We have a tendency in this country to idolize success, often without looking too hard at how it was achieved. The problem with this in business is that it often distorts our judgment about how durable the accomplishments will turn out to be.
Past idols have included individuals such as James Ling, one of the most publicized conglomerateurs of his time, who built Ling-Temco-Vought in the 1960s only to see it run into big trouble in the 1970s.
There was Bart Lytton, whose name stood among the most famous in the savings and loan industry in the 1960s until his edifice crumbled under the weight of too-rapid expansion. There have been a number of big-name money managers who built red-hot mutual funds, and while many of them are still around, they are a chastened lot.
It is discouraging. We want to believe in success because we want to have dreams of our own. And so it is that we have a new idol, one we have reason to hope will be worthy of such reverence. His name is Lee A. Iacocca.
In eight years, which is just a few minutes in business history, he has turned a foundering Chrysler into a viable competitor, making mountains of money for himself and, in a number of ways, for all of us.
It is the success story of our time, making Iacocca a hero, even a sex symbol. Are we once again being premature? Well, it is worth looking at the record.
One thing for sure, Iacocca didn't do it alone. He had the very substantial help of the American taxpayer. We handed a bankrupt company a line of credit amounting to $1.5 billion. More than that, we used our influence to persuade the union that Iacocca deals with to give up some hard-won compensation for its members.
We went even further and put a protective barrier around Iacocca's entire industry so that car producers in other nations couldn't overwhelm the likes of Chrysler. We let Iacocca persuade us that if we did all of this, he could bring Chrysler back, get us off the hook for the loans, save jobs and keep the auto industry more competitive than it would have been with Chrysler gone. And so far he has been right.
He hasn't stopped there. Realizing that we didn't save Chrysler to keep it around for just a few years, he is now enfolding American Motors into his company. AMC is hardly a tower of strength, but it brings what a third-place company needs against dominant competitors such as Ford and General Motors--more market share, the special niche provided by Jeep and hence more resiliency in bad times.

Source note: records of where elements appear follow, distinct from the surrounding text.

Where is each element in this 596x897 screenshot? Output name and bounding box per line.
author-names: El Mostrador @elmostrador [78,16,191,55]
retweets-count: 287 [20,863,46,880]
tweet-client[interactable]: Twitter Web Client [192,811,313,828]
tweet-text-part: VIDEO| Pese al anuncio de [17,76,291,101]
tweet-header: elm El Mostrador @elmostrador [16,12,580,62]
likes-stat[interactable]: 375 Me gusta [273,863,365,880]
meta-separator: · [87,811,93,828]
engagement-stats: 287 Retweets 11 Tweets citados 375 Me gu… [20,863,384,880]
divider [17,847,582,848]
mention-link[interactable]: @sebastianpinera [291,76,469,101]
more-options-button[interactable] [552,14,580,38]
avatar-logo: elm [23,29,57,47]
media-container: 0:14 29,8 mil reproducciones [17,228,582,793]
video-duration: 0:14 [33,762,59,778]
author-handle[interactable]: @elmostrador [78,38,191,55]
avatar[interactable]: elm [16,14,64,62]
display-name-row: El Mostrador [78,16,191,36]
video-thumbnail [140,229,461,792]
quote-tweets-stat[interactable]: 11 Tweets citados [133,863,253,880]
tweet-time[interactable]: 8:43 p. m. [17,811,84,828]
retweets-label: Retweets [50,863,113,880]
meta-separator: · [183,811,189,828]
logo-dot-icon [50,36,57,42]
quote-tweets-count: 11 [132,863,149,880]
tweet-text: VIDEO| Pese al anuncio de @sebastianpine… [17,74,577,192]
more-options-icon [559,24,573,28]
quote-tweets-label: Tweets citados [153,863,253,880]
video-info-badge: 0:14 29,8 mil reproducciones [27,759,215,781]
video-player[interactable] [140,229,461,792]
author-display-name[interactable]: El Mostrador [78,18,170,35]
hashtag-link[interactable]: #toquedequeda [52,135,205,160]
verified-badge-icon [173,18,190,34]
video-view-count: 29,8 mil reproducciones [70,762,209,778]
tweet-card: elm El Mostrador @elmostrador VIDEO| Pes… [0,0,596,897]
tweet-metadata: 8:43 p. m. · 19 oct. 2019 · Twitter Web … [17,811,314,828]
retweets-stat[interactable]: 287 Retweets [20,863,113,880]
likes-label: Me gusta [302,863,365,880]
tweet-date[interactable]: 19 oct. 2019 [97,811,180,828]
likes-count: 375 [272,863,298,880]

That, of course, is the biggest remaining question about the Iacocca cult of personality. Chrysler has done well behind the protective barrier and with auto sales booming. Tougher days lie ahead.
Worldwide capacity in the auto industry is getting far out of line with projected demand. In addition, some day Chrysler will have to face an economic recession, which has been the undoing of smaller car companies in the past.
Iacocca, above all else, is a salesman. His enthusiasm is infectious, but as with many super-salespeople, it can get in the way of judgment. Iacocca has suffered from such problems on a couple of occasions.
While he stood to make millions on stock options that he took in place of salary in Chrysler's darkest days, he tried ungratefully to get taxpayers to give up one of the sweeteners they received to give his company credit--warrants to purchase Chrysler stock, a deal that ultimately netted the U.S. Treasury more than $300 million.
He also launched an all-out attack on GM's plan to operate a factory in California with Toyota, a move that saved thousands of American jobs without taxpayers having to guarantee any loans. When he failed to stop GM, Iacocca set about making new deals with foreign producers himself.
That's hardly enough to condemn him, just enough for a little perspective. Iacocca has a real shot at business immortality if he produces a company that is as viable eight years from now as it is today.
The job ahead, however, will involve tougher decisions on products and marketing strategies than those he has had to make to date. It is going to take a lot more than acquiring another company; it is going to take a lot of risk-taking without taxpayer support.